Toward this end, the Lastinger Center has partnered with the Early Childhood Initiative Foundation and the W.K. Kellogg Foundation's SPARK Program. Through this endeavor, the Center has been able to implement its professional development model, preparing practitioners to assess, evaluate and implement instructional practice focused on early childhood learning.
The success of this endeavor has resulted in the W.K. Kellogg Foundation awarding the Early Childhood Initiative Foundation and the Lastinger Center for Learning a $10 million grant to launch the Ready Schools Program--an ambitious, far-reaching comprehensive, multi-partner initiative that that connects community-based agencies, early childhood learning centers, philanthropies, universities and public schools to ensure children's healthy development and academic achievement.
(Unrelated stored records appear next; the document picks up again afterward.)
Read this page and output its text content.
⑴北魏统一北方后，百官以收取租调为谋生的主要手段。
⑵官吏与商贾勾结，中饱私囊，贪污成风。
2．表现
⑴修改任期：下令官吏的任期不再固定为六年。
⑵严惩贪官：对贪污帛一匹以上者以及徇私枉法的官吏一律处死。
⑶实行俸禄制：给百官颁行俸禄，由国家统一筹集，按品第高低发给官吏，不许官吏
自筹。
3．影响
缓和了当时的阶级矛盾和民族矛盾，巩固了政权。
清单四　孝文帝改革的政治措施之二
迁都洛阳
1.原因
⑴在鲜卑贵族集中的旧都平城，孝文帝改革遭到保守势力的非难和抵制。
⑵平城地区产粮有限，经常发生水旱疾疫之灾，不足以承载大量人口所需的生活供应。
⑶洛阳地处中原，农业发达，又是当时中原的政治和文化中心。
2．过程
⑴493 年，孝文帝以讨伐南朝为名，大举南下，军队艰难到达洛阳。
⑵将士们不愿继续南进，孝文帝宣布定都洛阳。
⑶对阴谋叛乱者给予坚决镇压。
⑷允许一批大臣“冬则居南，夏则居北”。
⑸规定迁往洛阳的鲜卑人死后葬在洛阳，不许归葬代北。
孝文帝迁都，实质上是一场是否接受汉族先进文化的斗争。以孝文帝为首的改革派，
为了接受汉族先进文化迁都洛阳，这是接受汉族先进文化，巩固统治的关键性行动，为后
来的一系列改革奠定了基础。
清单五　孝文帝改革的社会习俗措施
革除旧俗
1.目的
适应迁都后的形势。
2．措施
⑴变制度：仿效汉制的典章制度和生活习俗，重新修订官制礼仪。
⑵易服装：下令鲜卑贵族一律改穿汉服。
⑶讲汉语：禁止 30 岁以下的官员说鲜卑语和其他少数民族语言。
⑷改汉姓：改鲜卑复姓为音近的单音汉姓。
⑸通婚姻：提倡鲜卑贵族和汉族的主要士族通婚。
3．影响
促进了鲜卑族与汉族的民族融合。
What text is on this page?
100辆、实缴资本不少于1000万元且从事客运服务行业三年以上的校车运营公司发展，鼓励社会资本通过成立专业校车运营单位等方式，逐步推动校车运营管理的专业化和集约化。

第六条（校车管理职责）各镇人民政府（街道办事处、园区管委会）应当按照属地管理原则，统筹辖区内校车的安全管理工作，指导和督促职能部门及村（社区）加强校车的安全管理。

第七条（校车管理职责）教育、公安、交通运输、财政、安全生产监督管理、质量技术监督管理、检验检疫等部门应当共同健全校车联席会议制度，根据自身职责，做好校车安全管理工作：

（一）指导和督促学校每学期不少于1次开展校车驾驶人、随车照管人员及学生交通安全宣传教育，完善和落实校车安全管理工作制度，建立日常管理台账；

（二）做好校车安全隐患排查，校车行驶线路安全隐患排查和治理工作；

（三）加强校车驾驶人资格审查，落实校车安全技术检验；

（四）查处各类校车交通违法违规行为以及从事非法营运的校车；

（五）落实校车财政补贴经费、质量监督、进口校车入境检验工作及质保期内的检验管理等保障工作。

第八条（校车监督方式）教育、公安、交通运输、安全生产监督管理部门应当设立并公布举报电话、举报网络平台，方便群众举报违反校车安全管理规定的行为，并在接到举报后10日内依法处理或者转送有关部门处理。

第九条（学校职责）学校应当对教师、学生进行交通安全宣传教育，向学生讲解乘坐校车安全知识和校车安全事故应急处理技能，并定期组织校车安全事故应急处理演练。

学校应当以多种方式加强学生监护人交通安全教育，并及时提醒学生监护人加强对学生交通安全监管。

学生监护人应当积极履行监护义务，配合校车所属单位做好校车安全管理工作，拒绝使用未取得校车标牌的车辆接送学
The SPARK Program: An Overview
Of the four million American children who start school each year, as many as one-third are unprepared to learn. Many never catch up. The reasons are complex, but clearly the multitude of systems that should be supporting young children too often fail in that mission – from family to schools to government. SPARK seeks permanent improvement in the systems that affect children’s learning.
The SPARK initiative of the W.K. Kellogg Foundation is designed to unite communities so that all children can be successful before and after they enter school. SPARK fosters partnerships of selected communities, schools, state agencies and families to ensure that they work together effectively for the early learning of children. With the initiative serving as a catalyst or “spark,” the goal is to ensure that vulnerable children are ready for school and that schools are ready for children.
The initiative is now at the midway point and has grantees in eight locations: District of Columbia, Florida, Georgia, Hawaii, Mississippi, New Mexico, North Carolina and Ohio.